Allysan Isaac has something to be angry about. At 24, she pleaded guilty to possession of an anti-anxiety drug. The police told the District Attorney it was a controlled substance. He took their word for it. Allysan’s defense lawyer did the same thing. Allysan spent almost a year in county jail in a work release program. While in jail, she gave an inmate half of a tablet of another drug that had been prescribed for her. Busted, she faced the judge again, this time with a different defense lawyer who did his homework. Her first offense, possession of the anti-anxiety drug, wasn’t a crime at all, because contrary to what the police said, it wasn’t a controlled substance.

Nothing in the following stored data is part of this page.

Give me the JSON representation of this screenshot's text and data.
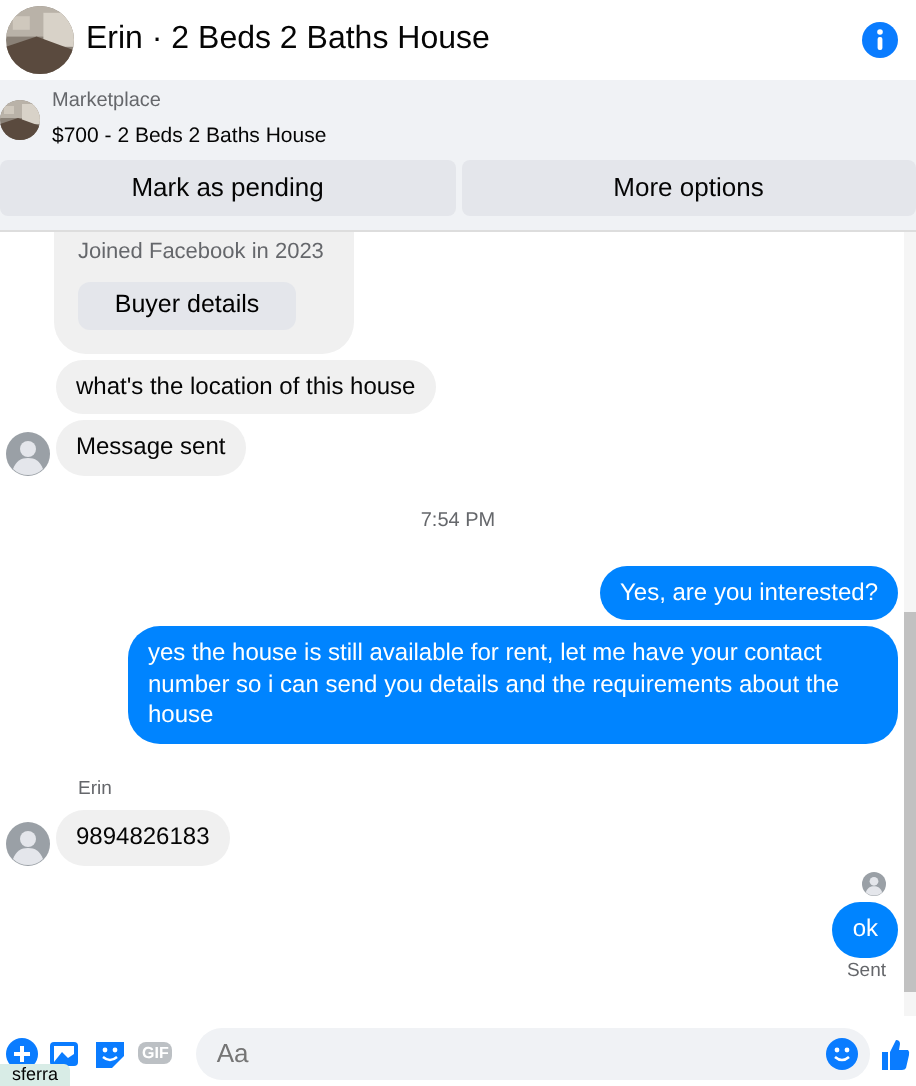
{
  "header": {
    "title": "Erin · 2 Beds 2 Baths House"
  },
  "listing": {
    "source": "Marketplace",
    "title": "$700 - 2 Beds 2 Baths House",
    "buttons": [
      "Mark as pending",
      "More options"
    ]
  },
  "messages": [
    {
      "kind": "card",
      "text": "Joined Facebook in 2023",
      "button": "Buyer details"
    },
    {
      "kind": "incoming",
      "text": "what's the location of this house",
      "avatar": false
    },
    {
      "kind": "incoming",
      "text": "Message sent",
      "avatar": true
    },
    {
      "kind": "time",
      "text": "7:54 PM"
    },
    {
      "kind": "outgoing",
      "text": "Yes, are you interested?"
    },
    {
      "kind": "outgoing",
      "text": "yes the house is still available for rent, let me have your contact number so i can send you details and the requirements about the house"
    },
    {
      "kind": "sender",
      "text": "Erin"
    },
    {
      "kind": "incoming",
      "text": "9894826183",
      "avatar": true
    },
    {
      "kind": "seen"
    },
    {
      "kind": "outgoing",
      "text": "ok"
    },
    {
      "kind": "status",
      "text": "Sent"
    }
  ],
  "composer": {
    "placeholder": "Aa",
    "gif": "GIF"
  },
  "tooltip": "sferra"
}
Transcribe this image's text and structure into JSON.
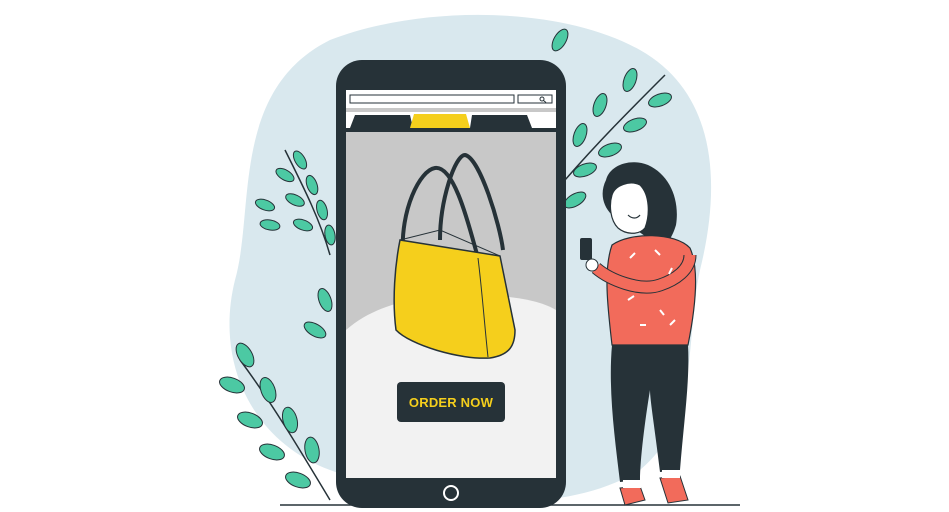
{
  "colors": {
    "background": "#ffffff",
    "blob": "#d9e8ee",
    "leaf": "#4cc9a3",
    "phone_frame": "#263238",
    "screen_bg": "#c8c8c8",
    "screen_bottom": "#f2f2f2",
    "bag_yellow": "#f5cf1c",
    "outline": "#263238",
    "woman_top": "#f26b5b",
    "woman_pants": "#263238",
    "shoes": "#f26b5b"
  },
  "icons": {
    "search": "search-icon",
    "home_button": "home-button-icon",
    "bag": "tote-bag-icon"
  },
  "screen": {
    "order_button_label": "ORDER NOW"
  }
}
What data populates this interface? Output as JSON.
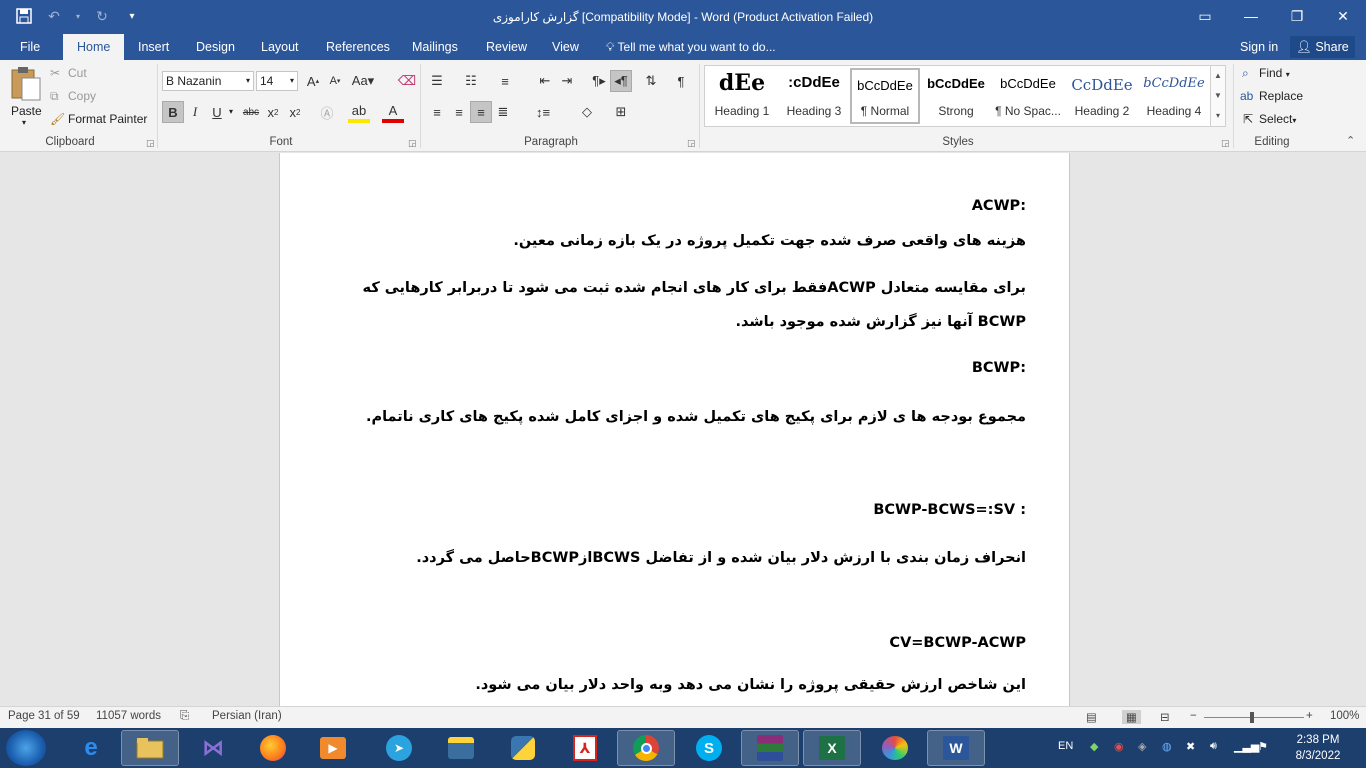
{
  "window": {
    "title": "گزارش کاراموزی [Compatibility Mode] - Word (Product Activation Failed)"
  },
  "ribbon_tabs": [
    "File",
    "Home",
    "Insert",
    "Design",
    "Layout",
    "References",
    "Mailings",
    "Review",
    "View"
  ],
  "tellme": "Tell me what you want to do...",
  "account": {
    "signin": "Sign in",
    "share": "Share"
  },
  "clipboard": {
    "paste": "Paste",
    "cut": "Cut",
    "copy": "Copy",
    "format_painter": "Format Painter",
    "label": "Clipboard"
  },
  "font": {
    "name": "B Nazanin",
    "size": "14",
    "label": "Font"
  },
  "paragraph": {
    "label": "Paragraph"
  },
  "styles": {
    "label": "Styles",
    "items": [
      {
        "sample": "dEe",
        "name": "Heading 1"
      },
      {
        "sample": ":cDdEe",
        "name": "Heading 3"
      },
      {
        "sample": "bCcDdEe",
        "name": "¶ Normal"
      },
      {
        "sample": "bCcDdEe",
        "name": "Strong"
      },
      {
        "sample": "bCcDdEe",
        "name": "¶ No Spac..."
      },
      {
        "sample": "CcDdEe",
        "name": "Heading 2"
      },
      {
        "sample": "bCcDdEe",
        "name": "Heading 4"
      }
    ]
  },
  "editing": {
    "find": "Find",
    "replace": "Replace",
    "select": "Select",
    "label": "Editing"
  },
  "document": {
    "paragraphs": [
      {
        "text": ":ACWP",
        "bold": true
      },
      {
        "text": "هزینه های واقعی صرف شده جهت تکمیل پروژه در یک بازه زمانی معین.",
        "bold": true
      },
      {
        "text": "برای مقایسه متعادل ACWPفقط برای کار های انجام شده ثبت می شود تا دربرابر کارهایی که BCWP آنها نیز گزارش شده موجود باشد.",
        "bold": true
      },
      {
        "text": ":BCWP",
        "bold": true
      },
      {
        "text": "مجموع بودجه ها ی لازم برای پکیج های تکمیل شده و اجزای کامل  شده پکیج های کاری ناتمام.",
        "bold": true
      },
      {
        "text": ": BCWP-BCWS=:SV",
        "bold": true
      },
      {
        "text": "انحراف زمان بندی با ارزش دلار بیان شده و از تفاضل BCWSازBCWPحاصل می گردد.",
        "bold": true
      },
      {
        "text": "CV=BCWP-ACWP",
        "bold": true
      },
      {
        "text": "این شاخص ارزش حقیقی پروژه را نشان می دهد وبه واحد دلار بیان می شود.",
        "bold": true
      }
    ]
  },
  "status": {
    "page": "Page 31 of 59",
    "words": "11057 words",
    "language": "Persian (Iran)",
    "zoom": "100%"
  },
  "taskbar": {
    "lang": "EN",
    "time": "2:38 PM",
    "date": "8/3/2022"
  }
}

“You were incarcerated for a case that was not a crime,” said Mesa County District Judge Brian Flynn, who presided over the case. Flynn, the prosecutor and Isaac’s defense attorney were unaware last year that the offense she was charged with was not a violation of the law. No one had noticed that a prescription drug found in Isaac’s possession, an anti-anxiety medication called Buspirone, is not a controlled substance.

She was placed on probation for the second offense of sharing her pill with another inmate. The Judge, the prosecutor and the probation department agreed her first offense wasn’t an offense at all:

District Attorney Pete Hautzinger said he had “no idea” why Isaac had been charged with and convicted of something that wasn’t a crime. The defense attorney who represented Isaac in the first case was also baffled. “I don’t have an answer,” assistant public defender John Burkey said. “Nobody caught it. The police were saying it was a controlled substance.”

Lesson learned: Cops are not lawyers. The District Attorney had a duty to verify the officer’s report before charging a crime. The defense lawyer should have checked the statute. Bottom line: Allysan lost a year of freedom. Both the DA’s office and the Public Defender’s office ought to compensate her. Will they? Don’t bet on it.